To disambiguate systems and build products across these dimensions of incompatibility, we have extended the platform target "triplet" concept to include tags for libgfortran ABI version and cxx11 string ABI choice. A typical Ubuntu Xenial machine may therefore be fully identified by the triplet x86_64-linux-gnu-gcc7-cxx11, whereas a MacOS Mojave system may be identified by x86_64-apple-darwin14-gcc8-cxx03. Note that the tag format -gccN was an unfortunately short-sighted choice to refer to libgfortran compatibility version, and that future versions of tools will support both -gcc8 as well as the equivalent -libgfortran5 tag format. An (increasingly inaccurately named) triplet therefore fully specifies a given system, as well as a given build product.

Not all software must be compiled for the full combinatorial explosion of (platform, libgfortran version, cxx11 ABI). Many pieces of software can be compiled once per platform, and to signify that they do not depend on a particular libgfortran version or cxx11 ABI, they will simply lack those tags.
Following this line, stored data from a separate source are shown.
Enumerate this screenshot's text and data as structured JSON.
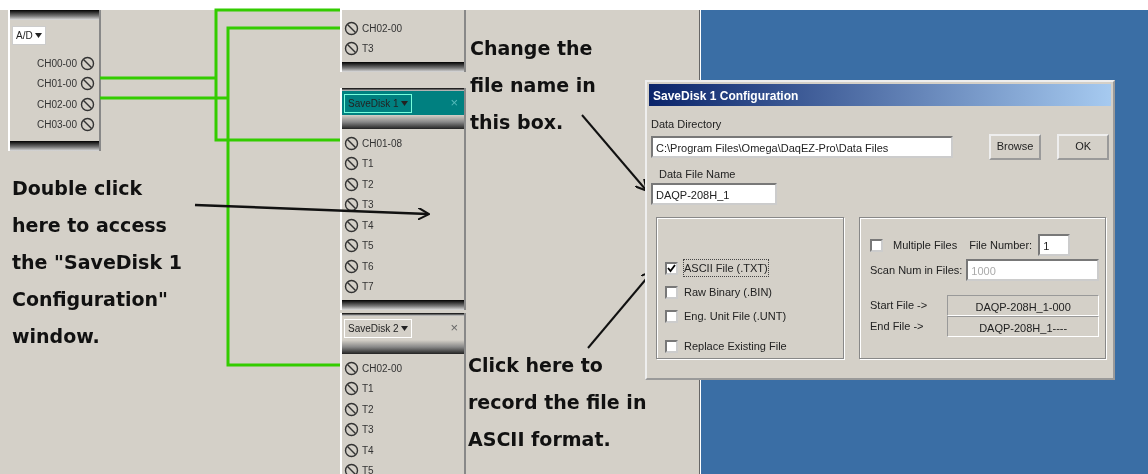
{
  "canvas": {
    "blocks": [
      {
        "kind": "source",
        "dropdown": "A/D",
        "channels": [
          "CH00-00",
          "CH01-00",
          "CH02-00",
          "CH03-00"
        ]
      },
      {
        "kind": "partial",
        "channels": [
          "CH02-00",
          "T3"
        ]
      },
      {
        "kind": "sink",
        "title": "SaveDisk 1",
        "selected": true,
        "close": "×",
        "channels": [
          "CH01-08",
          "T1",
          "T2",
          "T3",
          "T4",
          "T5",
          "T6",
          "T7"
        ]
      },
      {
        "kind": "sink",
        "title": "SaveDisk 2",
        "selected": false,
        "close": "×",
        "channels": [
          "CH02-00",
          "T1",
          "T2",
          "T3",
          "T4",
          "T5"
        ]
      }
    ]
  },
  "annotations": [
    {
      "text": "Change the\nfile name in\nthis box."
    },
    {
      "text": "Double click\nhere to access\nthe \"SaveDisk 1\nConfiguration\"\nwindow."
    },
    {
      "text": "Click here to\nrecord the file in\nASCII format."
    }
  ],
  "dialog": {
    "title": "SaveDisk 1 Configuration",
    "directory_label": "Data Directory",
    "directory": "C:\\Program Files\\Omega\\DaqEZ-Pro\\Data Files",
    "buttons": [
      "Browse",
      "OK"
    ],
    "file_name_label": "Data File Name",
    "file_name": "DAQP-208H_1",
    "format_options": [
      {
        "label": "ASCII File (.TXT)",
        "checked": true
      },
      {
        "label": "Raw Binary (.BIN)",
        "checked": false
      },
      {
        "label": "Eng. Unit File (.UNT)",
        "checked": false
      },
      {
        "label": "Replace Existing File",
        "checked": false
      }
    ],
    "multiple_files": {
      "label": "Multiple Files",
      "checked": false
    },
    "file_number_label": "File Number:",
    "file_number": "1",
    "scan_label": "Scan Num in Files:",
    "scan_value": "1000",
    "scan_disabled": true,
    "start_label": "Start File ->",
    "start_file": "DAQP-208H_1-000",
    "end_label": "End File ->",
    "end_file": "DAQP-208H_1----"
  }
}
The consuming software must therefore match a particular host platform against a variety of possibly matching build products.

Mounting/Using the RootFS

The RootFS and compiler shards, as they are referred to, are hosted on Amazon S3 buckets and available in both .tar.gz archives as well as .squashfs files. When downloaded, they should be extracted/mounted in a configuration similar to the following:

  • RootFS shard mounted at / (contains Alpine base image, general native tools such as bash, cmake, etc....)
  • BaseCompilerShard mounted at /opt/${target} (contains kernel headers, target libc, CMake toolchain definitions, etc...)
  • binutils shard mounted at /opt/${target}/binutils-${binutils_version} (contains ld, as, etc...)
  • GCC shard mounted at /opt/${target}/gcc-${gcc_version} (contains gcc, g++, gfortran, etc...)
  • clang shard mounted at /opt/x86_64-linux-gnu/clang-${clang_version} (contains clang, clang++, etc...)

Upon launch, the rootfs system should "coalesce" all files within /opt/${target}/* to a single, merged, tree in /opt/${target}. This is done automatically by the sandbox isolation utility utilized by the User Namespace runner within BinaryBuilder.jl, but for other methods of using this build environment, you should run the following bash script at startup:

function join_by { local IFS="$1"; shift; echo "$*"; }

for f in /opt/*; do
    mount -t overlay overlay -olowerdir=$(join_by ":" "${f}"/*) "${f}"
done

This will merge any shard file trees together into a single, unified tree, allowing us to, for example, merge the binutils, GCC, and clang shards into the same /opt/x86_64-linux-gnu directory.

The BinaryBuilder.jl Julia package contains all the logic necessary to download, extract, and run these compiler shares interactively on both Linux and MacOS hosts. Run the following Julia script to install BinaryBuilder, download the appropriate compiler shard, and launch into an interactive, isolated environment with your current directory mapped into the build environment:

Pkg.add("BinaryBuilder")
using BinaryBuilder
BinaryBuilder.runshell(Platform("x86_64", "linux"))